OpenSSH 9.6 Eliminates Vulnerabilities

OpenSSH has released version 9.6 of its client and server for working on SSH 2.0 and SFTP protocols. This release addresses three security vulnerabilities.

The first vulnerability, CVE-2023-48795, is an SSH protocol vulnerability that allows for MITM attacks. These attacks can roll back the connection to use less protected authentication algorithms and disconnect protection against attacks by third-party channels. The attack method is detailed in a separate news release (source).

The second vulnerability is in the SSH utility, which allows for the substitution of arbitrary shell commands through manipulation of login and host values containing special characters. This vulnerability can be exploited if the attacker controls these values and is transmitted to SSH through Proxycommand and Localcommand directives or “Match Exec” blocks. This vulnerability is also present in libssh (source).

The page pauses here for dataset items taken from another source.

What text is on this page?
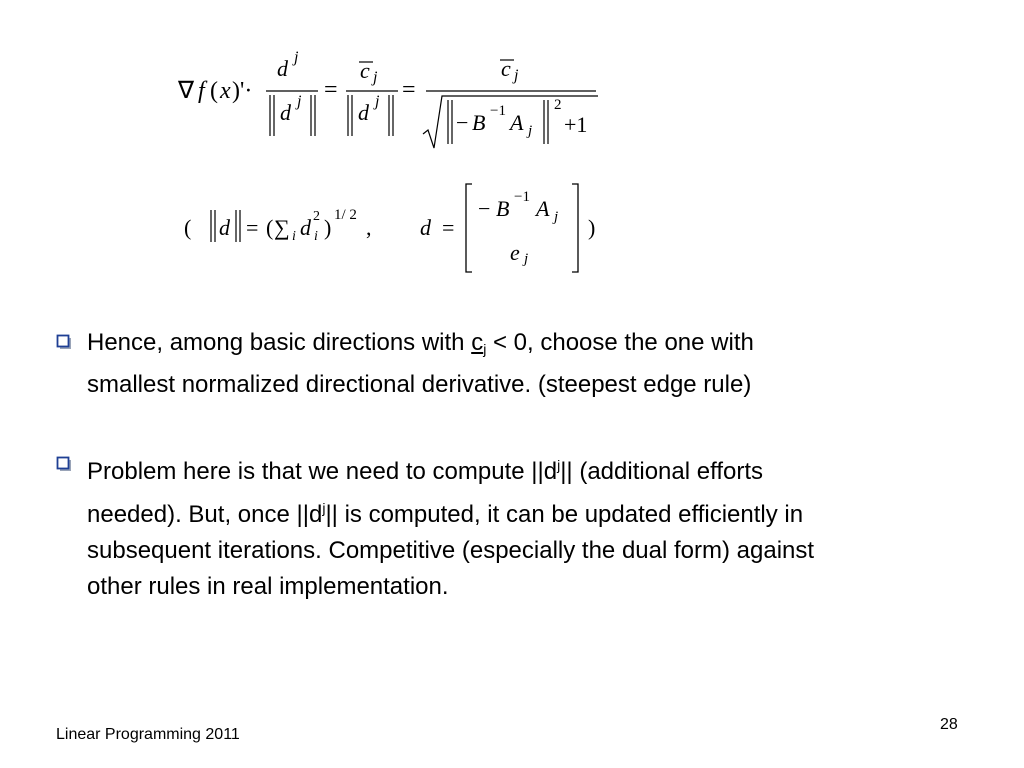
∇ f ( x )'·
d j
d j =
c j
d j =
c j
− B −1 A j
2
+1
( d = ( ∑ i d 2
i ) 1/ 2 , d =
− B −1 A j
e j
)
Hence, among basic directions with $c_j < 0$, choose the one with
smallest normalized directional derivative. (steepest edge rule)
Problem here is that we need to compute $||d^j||$ (additional efforts
needed). But, once $||d^j||$ is computed, it can be updated efficiently in
subsequent iterations. Competitive (especially the dual form) against
other rules in real implementation.
Linear Programming 2011
28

The third vulnerability is an error in SSH-agent when adding closed keys PKCS#11, where restrictions were only applied to the first key returned to PKCS#11. This issue does not affect ordinary closed keys, FIDO tokens, and keys set without restrictions (source).

Other changes in OpenSSH version 9.6 include:

  • Added “%j” support in SSH, which discloses the name of the host indicated through the ProxyJump directive.
  • Added ChannelTimeout support on the client side, allowing inactive channels to be terminated.
  • Added support for reading ED25519 closed keys in the PEM PKCS8 format in SSH, SSHD, SSH-KEYGEN (previously only supported OpenSSH format).
  • Added protocol extension for re-coordinating digital signature algorithms for authentication with public keys. This allows the use of different algorithms based on user binding instructions in Match User blocks.
  • Added protocol extension to set certificates when loading PKCS#11 keys in SSH-DDD and SSH-Agent, expanding functionality to all OpenSSH utilities.
  • Improved detection of unsupported or unstable compiler flags, such as “-fzero-Call-Call-Segs” in Clang.
  • For versions of OpenSolaris that support the Getpflags() interface, the Priv_xpolicy mode is now used to

/Reports, release notes, official announcements.